In tribunale punta a non andarci e a non fare arrivare mai a processo i suoi clienti. L’avvocato d’impresa, infatti, supporta l’imprenditore nelle fasi decisionali per limitare al massimo gli errori di valutazione che possono dar luogo a contenziosi. L’altro settore di attività di Parreschi è quello finanziario, cioè di aiuto nel reperimento delle risorse per la crescita dell’impresa, favorendo lo sviluppo di aziende del territorio nei settori fashion, chimico, tecnologico, vitivinicolo e del food design (disciplina moderna legata alla progettazione innovativa di alimenti oltre che di utensili e arredi legati al cibo).

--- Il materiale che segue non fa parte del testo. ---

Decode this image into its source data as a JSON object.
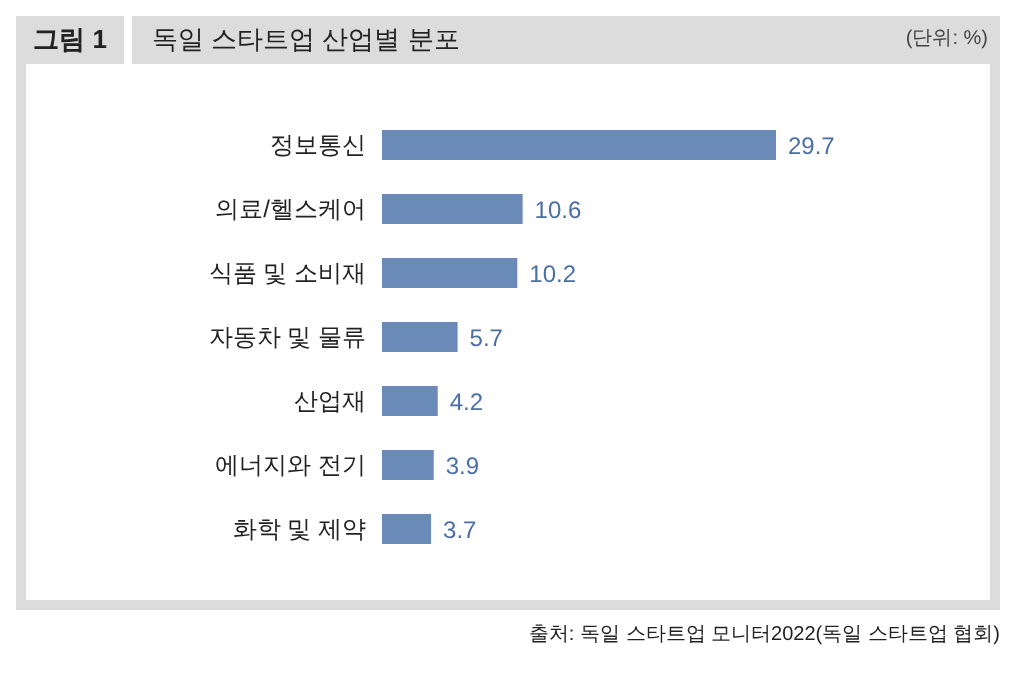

“La mia funzione di anticipare gli scenari finanziari futuri mi ha portato a specializzarmi in sostenibilità ambientale come elemento di sviluppo per le aziende”, dice Parreschi. “Le aziende che hanno maturato una sensibilità verso le tematiche ESG (Environmental, Social, Governance, cioè ambientale, sociale e gestionale) sono quelle che producono maggiori utili rispetto ad omologhe aziende non ESG: hanno più facilità di accesso al credito bancario, sono più ambite rispetto alle altre e hanno maggiori possibilità di ottenere fondi di private equity. Inoltre statistiche e studi sul tema della sostenibilità dicono che i ragazzi di oggi, che saranno i consumatori di domani, consapevoli e attenti, preferiranno acquistare prodotti di aziende ESG. Non ottenere questo tipo di riconoscimento potrebbe costituire, quindi, un fattore di discriminazione per le imprese, che rischierebbero di uscire dal mercato. Tramite lo studio associato Union Legal, di cui faccio parte assieme ad altri colleghi di Arezzo e Milano, garantiamo una copertura consulenziale a organizzazioni prevalentemente del Centro Italia e ci occupiamo di valutazioni finalizzate ad accertare il livello di compatibilità delle aziende ai parametri ESG: alle imprese più attente al rispetto delle tematiche, oggetto del report di sostenibilità, conferiamo la certificazione ESG”.

E come Gianluca Parreschi riesce a coniugare la sua attività, così dinamica, con la vita in una città di provincia?

“Poter lavorare a Londra e Milano e abitare in Toscana è il massimo. Non potrei fare a meno dell’arte e della femminilità, sono per me fonti di stupore e ammirazione continua e trovo che la bellezza sia nascosta nelle piccole cose. Vivere ad Arezzo è un gran privilegio: al mattino mi basta aprire le finestre di casa per ricevere una vera e propria iniezione estetica che mi dà la carica per tutta la giornata. Mi rende orgoglioso sapere che ad Arezzo vengono prodotti i gioielli e gli accessori di moda qualitativamente migliori del mondo. Dentro capannoni anonimi si celano talenti, genialità e abilità impareggiabili tipicamente italiani, e anche questa per me è bellezza. Nel mio lavoro ho avuto spesso l’occasione di svolgere una vera e propria attività di scouting con le start up: avendo contatti con importanti investitori, oggi vengo cercato da imprenditori che hanno bisogno della mia consulenza per analizzare le opportunità di crescita e tararne al meglio il piano di sviluppo. Nel valutare il potenziale di un’azienda mi fido principalmente del mio istinto: mi rendo conto sin da subito se c’è una base su cui investire e, quando la trovo, faccio del mio meglio per far sì che quest’azienda riceva il capitale necessario per crescere”.

L’avvocato Parreschi saluta con una personale considerazione sul post emergenza: “Nei momenti di grande crisi nascono grandi opportunità. Dalle calamità l’ingegno umano ne è sempre uscito con nuove idee, nuovi prodotti, nuove filosofie, nuove cure. Nei prossimi anni avremo il piacere di assistere alla nascita di innovazioni, il talento italiano ci salverà”.